Risk Assessment of Plugged and Abandoned Wells

Abstract

During the next decades, a large number of wells needs to be plugged and abandoned on the Norwegian Continental Shelf (NCS). The cost of plugging these wells will be enormous (Straume, 2014). One of the elements that affects the costs related to P&A is the regulations. Today, the regulations are in practice prescriptive. However, this thesis studies the possibility and the benefits of having a risk-based regulation for P&A. The essence is then to measure the quality of different P&A solutions in terms of leakage rate and probability. Then it would be easier to accept new solutions for P&A and use cheaper solutions if these were considered safe enough. Performing a risk assessment of P&A wells would also give the industry valuable knowledge about the risk associated with plugged and abandoned wells. If a risk-based regulation for P&A were to be implemented, then the risk acceptance criteria should be established. Risk acceptance criteria tells us whether the risk is acceptable or not. The recommended solution is to use the ALARP triangle, where the consistency between wells method reflects the lower criterion and the natural seepage rate reflects the upper criterion. In the ALARP region, one should aim to reduce the risk to a level that is As Low As Reasonably Practicable (Aven, 2015).

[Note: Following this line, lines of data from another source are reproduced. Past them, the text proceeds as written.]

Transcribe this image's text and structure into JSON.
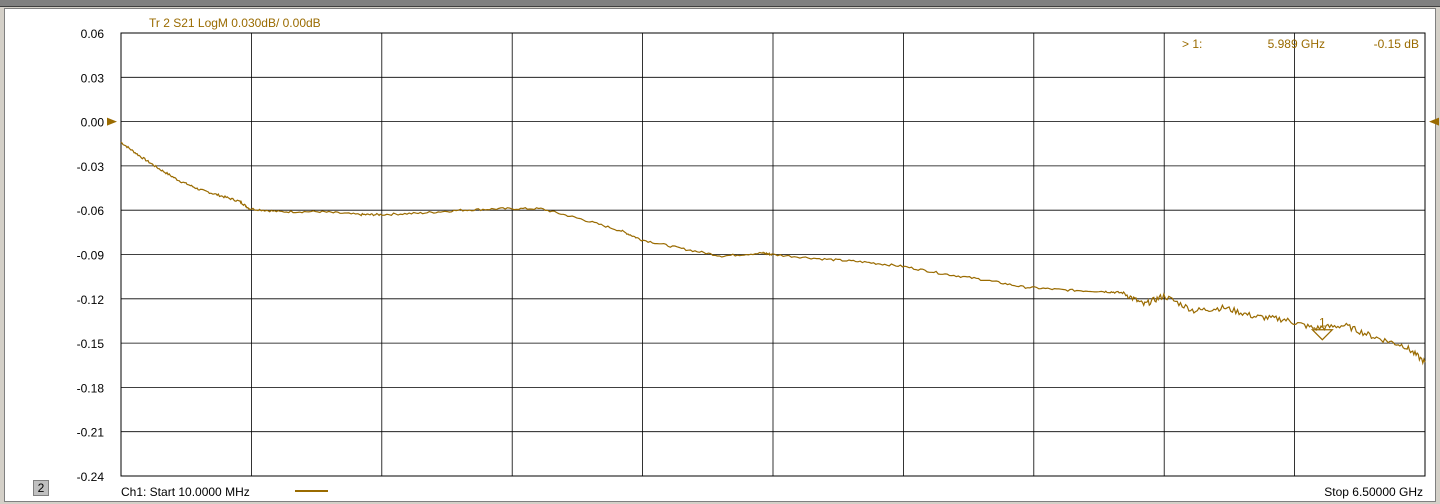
{
  "chart_data": {
    "type": "line",
    "trace_header": "Tr 2  S21 LogM 0.030dB/  0.00dB",
    "channel_number": "2",
    "start_label": "Ch1: Start  10.0000 MHz",
    "stop_label": "Stop  6.50000 GHz",
    "ylim": [
      -0.24,
      0.06
    ],
    "xlim_ghz": [
      0.01,
      6.5
    ],
    "y_ticks": [
      "0.06",
      "0.03",
      "0.00",
      "-0.03",
      "-0.06",
      "-0.09",
      "-0.12",
      "-0.15",
      "-0.18",
      "-0.21",
      "-0.24"
    ],
    "y_tick_values": [
      0.06,
      0.03,
      0.0,
      -0.03,
      -0.06,
      -0.09,
      -0.12,
      -0.15,
      -0.18,
      -0.21,
      -0.24
    ],
    "x_divisions": 10,
    "grid": true,
    "reference_level": 0.0,
    "trace_color": "#9a6b00",
    "marker": {
      "label": "> 1:",
      "freq_text": "5.989 GHz",
      "value_text": "-0.15 dB",
      "freq_ghz": 5.989,
      "value_db": -0.145,
      "id": "1"
    },
    "series": [
      {
        "x_ghz": [
          0.01,
          0.1,
          0.2,
          0.3,
          0.4,
          0.5,
          0.6,
          0.65,
          0.8,
          1.0,
          1.2,
          1.3,
          1.5,
          1.7,
          1.9,
          2.1,
          2.3,
          2.5,
          2.6,
          2.8,
          3.0,
          3.2,
          3.25,
          3.5,
          3.7,
          3.9,
          4.1,
          4.3,
          4.5,
          4.7,
          4.9,
          5.0,
          5.1,
          5.2,
          5.35,
          5.5,
          5.65,
          5.8,
          5.95,
          6.1,
          6.25,
          6.4,
          6.5
        ],
        "y_db": [
          -0.014,
          -0.023,
          -0.032,
          -0.04,
          -0.046,
          -0.05,
          -0.054,
          -0.059,
          -0.061,
          -0.061,
          -0.063,
          -0.063,
          -0.062,
          -0.06,
          -0.059,
          -0.059,
          -0.066,
          -0.074,
          -0.08,
          -0.086,
          -0.091,
          -0.089,
          -0.09,
          -0.093,
          -0.095,
          -0.098,
          -0.103,
          -0.107,
          -0.112,
          -0.114,
          -0.115,
          -0.116,
          -0.124,
          -0.118,
          -0.128,
          -0.126,
          -0.132,
          -0.134,
          -0.14,
          -0.138,
          -0.146,
          -0.152,
          -0.163
        ]
      }
    ]
  }
}
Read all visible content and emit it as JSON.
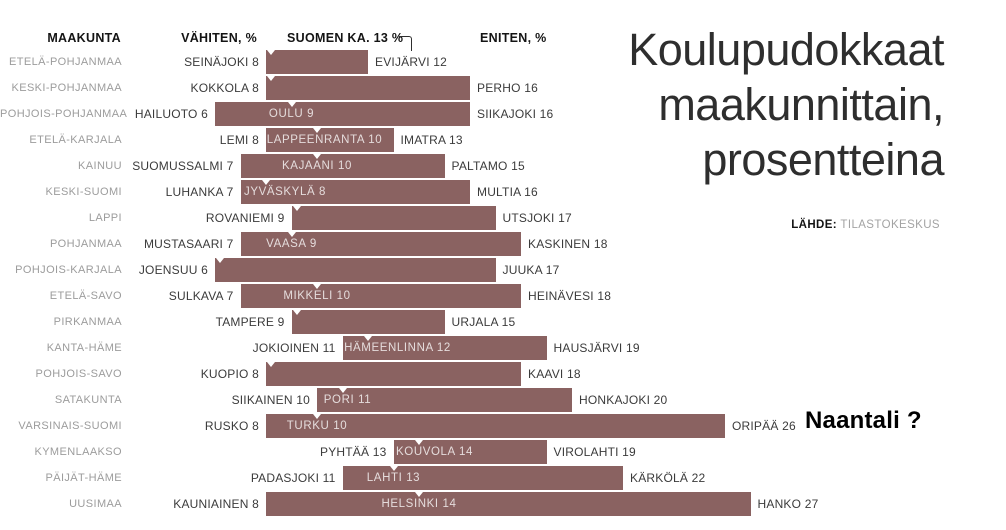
{
  "title_lines": [
    "Koulupudokkaat",
    "maakunnittain,",
    "prosentteina"
  ],
  "source": {
    "label": "LÄHDE:",
    "value": "TILASTOKESKUS"
  },
  "annotation": "Naantali ?",
  "header": {
    "region": "MAAKUNTA",
    "min": "VÄHITEN, %",
    "avg": "SUOMEN KA. 13 %",
    "max": "ENITEN, %"
  },
  "colors": {
    "bar": "#8a6261",
    "inside_label": "rgba(255,255,255,0.78)",
    "region_label": "#9c9c9c",
    "value_label": "#3b3b3b",
    "marker": "#ffffff"
  },
  "chart_data": {
    "type": "bar",
    "subtype": "horizontal-range-bars",
    "unit": "%",
    "national_average": 13,
    "axis_range": [
      6,
      27
    ],
    "legend": "bar spans minimum to maximum dropout % per region; notch/label marks main city",
    "rows": [
      {
        "region": "ETELÄ-POHJANMAA",
        "min": 8,
        "min_label": "SEINÄJOKI 8",
        "max": 12,
        "max_label": "EVIJÄRVI 12",
        "inside_label": null,
        "city": 8
      },
      {
        "region": "KESKI-POHJANMAA",
        "min": 8,
        "min_label": "KOKKOLA 8",
        "max": 16,
        "max_label": "PERHO 16",
        "inside_label": null,
        "city": 8
      },
      {
        "region": "POHJOIS-POHJANMAA",
        "min": 6,
        "min_label": "HAILUOTO 6",
        "max": 16,
        "max_label": "SIIKAJOKI 16",
        "inside_label": "OULU 9",
        "city": 9
      },
      {
        "region": "ETELÄ-KARJALA",
        "min": 8,
        "min_label": "LEMI 8",
        "max": 13,
        "max_label": "IMATRA 13",
        "inside_label": "LAPPEENRANTA 10",
        "city": 10
      },
      {
        "region": "KAINUU",
        "min": 7,
        "min_label": "SUOMUSSALMI 7",
        "max": 15,
        "max_label": "PALTAMO 15",
        "inside_label": "KAJAANI 10",
        "city": 10
      },
      {
        "region": "KESKI-SUOMI",
        "min": 7,
        "min_label": "LUHANKA 7",
        "max": 16,
        "max_label": "MULTIA 16",
        "inside_label": "JYVÄSKYLÄ 8",
        "city": 8
      },
      {
        "region": "LAPPI",
        "min": 9,
        "min_label": "ROVANIEMI 9",
        "max": 17,
        "max_label": "UTSJOKI 17",
        "inside_label": null,
        "city": 9
      },
      {
        "region": "POHJANMAA",
        "min": 7,
        "min_label": "MUSTASAARI 7",
        "max": 18,
        "max_label": "KASKINEN 18",
        "inside_label": "VAASA 9",
        "city": 9
      },
      {
        "region": "POHJOIS-KARJALA",
        "min": 6,
        "min_label": "JOENSUU 6",
        "max": 17,
        "max_label": "JUUKA 17",
        "inside_label": null,
        "city": 6
      },
      {
        "region": "ETELÄ-SAVO",
        "min": 7,
        "min_label": "SULKAVA 7",
        "max": 18,
        "max_label": "HEINÄVESI 18",
        "inside_label": "MIKKELI 10",
        "city": 10
      },
      {
        "region": "PIRKANMAA",
        "min": 9,
        "min_label": "TAMPERE 9",
        "max": 15,
        "max_label": "URJALA 15",
        "inside_label": null,
        "city": 9
      },
      {
        "region": "KANTA-HÄME",
        "min": 11,
        "min_label": "JOKIOINEN 11",
        "max": 19,
        "max_label": "HAUSJÄRVI 19",
        "inside_label": "HÄMEENLINNA 12",
        "city": 12
      },
      {
        "region": "POHJOIS-SAVO",
        "min": 8,
        "min_label": "KUOPIO 8",
        "max": 18,
        "max_label": "KAAVI 18",
        "inside_label": null,
        "city": 8
      },
      {
        "region": "SATAKUNTA",
        "min": 10,
        "min_label": "SIIKAINEN 10",
        "max": 20,
        "max_label": "HONKAJOKI 20",
        "inside_label": "PORI 11",
        "city": 11
      },
      {
        "region": "VARSINAIS-SUOMI",
        "min": 8,
        "min_label": "RUSKO 8",
        "max": 26,
        "max_label": "ORIPÄÄ 26",
        "inside_label": "TURKU 10",
        "city": 10
      },
      {
        "region": "KYMENLAAKSO",
        "min": 13,
        "min_label": "PYHTÄÄ 13",
        "max": 19,
        "max_label": "VIROLAHTI 19",
        "inside_label": "KOUVOLA 14",
        "city": 14
      },
      {
        "region": "PÄIJÄT-HÄME",
        "min": 11,
        "min_label": "PADASJOKI 11",
        "max": 22,
        "max_label": "KÄRKÖLÄ 22",
        "inside_label": "LAHTI 13",
        "city": 13
      },
      {
        "region": "UUSIMAA",
        "min": 8,
        "min_label": "KAUNIAINEN 8",
        "max": 27,
        "max_label": "HANKO 27",
        "inside_label": "HELSINKI 14",
        "city": 14
      }
    ]
  }
}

The consistency between wells method estimates the leakage rate for a worst case well abandoned according to regulations. This is identified as best practice, as this would replace today’s requirements in terms of leakage rate. Natural seepage rate should reflect the higher criterion. The leakage rate from natural seeps is considered acceptable as these rates are quite low, giving the marine environment time to adapt into the new conditions. In addition, the leakage from natural seeps is permanent (long-lasting), which would also be the case for P&A wells, as no one is there to stop the leakage (due to no monitoring). However, allowing the same leakage rate as natural seeps would disturb the natural balance and one should therefore reduce the risk unless the costs are in gross disproportion to the benefit gained. As mentioned earlier, performing a risk assessment of P&A wells includes quantifying the probability of leakage and the leakage rate. To quantify the probability of leakage, the recommended solution is to use a Bayesian approach together with the Weibull distribution. This method allows the use of only censored data as there are no leaks reported in P&A wells on the NCS. With this approach, one can also include prior information available from experts, models etc. In addition, this method takes into account that the probability changes with time, as one assumes an increasing failure rate.

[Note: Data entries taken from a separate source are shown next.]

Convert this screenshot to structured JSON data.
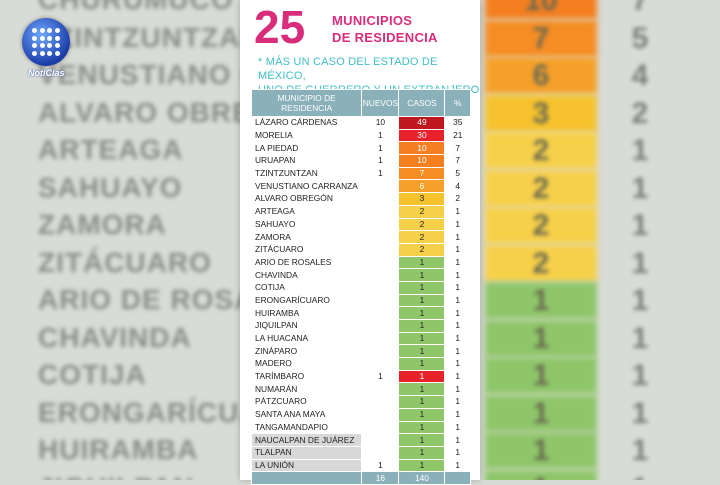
{
  "header": {
    "count": "25",
    "title_line1": "MUNICIPIOS",
    "title_line2": "DE RESIDENCIA",
    "note_line1": "* MÁS UN CASO DEL ESTADO DE MÉXICO,",
    "note_line2": "UNO DE GUERRERO Y UN EXTRANJERO"
  },
  "logo": {
    "text": "NotiCias"
  },
  "table": {
    "columns": [
      "MUNICIPIO DE RESIDENCIA",
      "NUEVOS",
      "CASOS",
      "%"
    ],
    "rows": [
      {
        "name": "LÁZARO CÁRDENAS",
        "nuevos": "10",
        "casos": "49",
        "pct": "35",
        "color": "#c0181e",
        "dark": true
      },
      {
        "name": "MORELIA",
        "nuevos": "1",
        "casos": "30",
        "pct": "21",
        "color": "#e8222a",
        "dark": true
      },
      {
        "name": "LA PIEDAD",
        "nuevos": "1",
        "casos": "10",
        "pct": "7",
        "color": "#f47f20",
        "dark": true
      },
      {
        "name": "URUAPAN",
        "nuevos": "1",
        "casos": "10",
        "pct": "7",
        "color": "#f47f20",
        "dark": true
      },
      {
        "name": "TZINTZUNTZAN",
        "nuevos": "1",
        "casos": "7",
        "pct": "5",
        "color": "#f58d24",
        "dark": true
      },
      {
        "name": "VENUSTIANO CARRANZA",
        "nuevos": "",
        "casos": "6",
        "pct": "4",
        "color": "#f6a02a",
        "dark": true
      },
      {
        "name": "ALVARO OBREGÓN",
        "nuevos": "",
        "casos": "3",
        "pct": "2",
        "color": "#f6c22e",
        "dark": false
      },
      {
        "name": "ARTEAGA",
        "nuevos": "",
        "casos": "2",
        "pct": "1",
        "color": "#f7d04a",
        "dark": false
      },
      {
        "name": "SAHUAYO",
        "nuevos": "",
        "casos": "2",
        "pct": "1",
        "color": "#f7d04a",
        "dark": false
      },
      {
        "name": "ZAMORA",
        "nuevos": "",
        "casos": "2",
        "pct": "1",
        "color": "#f7d04a",
        "dark": false
      },
      {
        "name": "ZITÁCUARO",
        "nuevos": "",
        "casos": "2",
        "pct": "1",
        "color": "#f7d04a",
        "dark": false
      },
      {
        "name": "ARIO DE ROSALES",
        "nuevos": "",
        "casos": "1",
        "pct": "1",
        "color": "#8fc66a",
        "dark": false
      },
      {
        "name": "CHAVINDA",
        "nuevos": "",
        "casos": "1",
        "pct": "1",
        "color": "#8fc66a",
        "dark": false
      },
      {
        "name": "COTIJA",
        "nuevos": "",
        "casos": "1",
        "pct": "1",
        "color": "#8fc66a",
        "dark": false
      },
      {
        "name": "ERONGARÍCUARO",
        "nuevos": "",
        "casos": "1",
        "pct": "1",
        "color": "#8fc66a",
        "dark": false
      },
      {
        "name": "HUIRAMBA",
        "nuevos": "",
        "casos": "1",
        "pct": "1",
        "color": "#8fc66a",
        "dark": false
      },
      {
        "name": "JIQUILPAN",
        "nuevos": "",
        "casos": "1",
        "pct": "1",
        "color": "#8fc66a",
        "dark": false
      },
      {
        "name": "LA HUACANA",
        "nuevos": "",
        "casos": "1",
        "pct": "1",
        "color": "#8fc66a",
        "dark": false
      },
      {
        "name": "ZINÁPARO",
        "nuevos": "",
        "casos": "1",
        "pct": "1",
        "color": "#8fc66a",
        "dark": false
      },
      {
        "name": "MADERO",
        "nuevos": "",
        "casos": "1",
        "pct": "1",
        "color": "#8fc66a",
        "dark": false
      },
      {
        "name": "TARÍMBARO",
        "nuevos": "1",
        "casos": "1",
        "pct": "1",
        "color": "#e8222a",
        "dark": true
      },
      {
        "name": "NUMARÁN",
        "nuevos": "",
        "casos": "1",
        "pct": "1",
        "color": "#8fc66a",
        "dark": false
      },
      {
        "name": "PÁTZCUARO",
        "nuevos": "",
        "casos": "1",
        "pct": "1",
        "color": "#8fc66a",
        "dark": false
      },
      {
        "name": "SANTA ANA MAYA",
        "nuevos": "",
        "casos": "1",
        "pct": "1",
        "color": "#8fc66a",
        "dark": false
      },
      {
        "name": "TANGAMANDAPIO",
        "nuevos": "",
        "casos": "1",
        "pct": "1",
        "color": "#8fc66a",
        "dark": false
      },
      {
        "name": "NAUCALPAN DE JUÁREZ",
        "nuevos": "",
        "casos": "1",
        "pct": "1",
        "color": "#8fc66a",
        "dark": false,
        "grey": true
      },
      {
        "name": "TLALPAN",
        "nuevos": "",
        "casos": "1",
        "pct": "1",
        "color": "#8fc66a",
        "dark": false,
        "grey": true
      },
      {
        "name": "LA UNIÓN",
        "nuevos": "1",
        "casos": "1",
        "pct": "1",
        "color": "#8fc66a",
        "dark": false,
        "grey": true
      }
    ],
    "total": {
      "nuevos": "16",
      "casos": "140"
    }
  },
  "background": {
    "rows": [
      {
        "name": "CHURUMUCO",
        "num": "10",
        "pct": "7",
        "color": "#f47f20"
      },
      {
        "name": "TZINTZUNTZAN",
        "num": "7",
        "pct": "5",
        "color": "#f58d24"
      },
      {
        "name": "VENUSTIANO CARRANZA",
        "num": "6",
        "pct": "4",
        "color": "#f6a02a"
      },
      {
        "name": "ALVARO OBREGÓN",
        "num": "3",
        "pct": "2",
        "color": "#f6c22e"
      },
      {
        "name": "ARTEAGA",
        "num": "2",
        "pct": "1",
        "color": "#f7d04a"
      },
      {
        "name": "SAHUAYO",
        "num": "2",
        "pct": "1",
        "color": "#f7d04a"
      },
      {
        "name": "ZAMORA",
        "num": "2",
        "pct": "1",
        "color": "#f7d04a"
      },
      {
        "name": "ZITÁCUARO",
        "num": "2",
        "pct": "1",
        "color": "#f7d04a"
      },
      {
        "name": "ARIO DE ROSALES",
        "num": "1",
        "pct": "1",
        "color": "#8fc66a"
      },
      {
        "name": "CHAVINDA",
        "num": "1",
        "pct": "1",
        "color": "#8fc66a"
      },
      {
        "name": "COTIJA",
        "num": "1",
        "pct": "1",
        "color": "#8fc66a"
      },
      {
        "name": "ERONGARÍCUARO",
        "num": "1",
        "pct": "1",
        "color": "#8fc66a"
      },
      {
        "name": "HUIRAMBA",
        "num": "1",
        "pct": "1",
        "color": "#8fc66a"
      },
      {
        "name": "JIQUILPAN",
        "num": "1",
        "pct": "1",
        "color": "#8fc66a"
      }
    ]
  }
}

To quantify the leakage rate, a leakage calculator has been developed by Ford et al. (2017). The leakage calculator has two sets of inputs; deterministic (fixed values such as plug length, virgin reservoir pressure etc.) and uncertain (such as cement permeability, fracture width etc., represented using a probability distribution). This leakage calculator currently considers the following leakage paths: through bulk cement, fractures/cracks and in the micro-annuli. The calculator then integrates this information in order to describe the overall leakage rate potential for a failed permanent barrier system (Ford et al. 2017).

Lastly, a case study was performed. The result of this case study shows that a shorter plug length for LPLT (low pressure / low temperature) wells should be accepted when plugging these wells. For example, it was shown that a 30 m formation to formation plug for this well would have a leakage rate in the acceptable region. Reducing the plug length from 50 to 30 m would save money as this would require less time.

The conclusion is that a risk-based regulation for P&A will result in cost efficient solutions where the quality is maintained.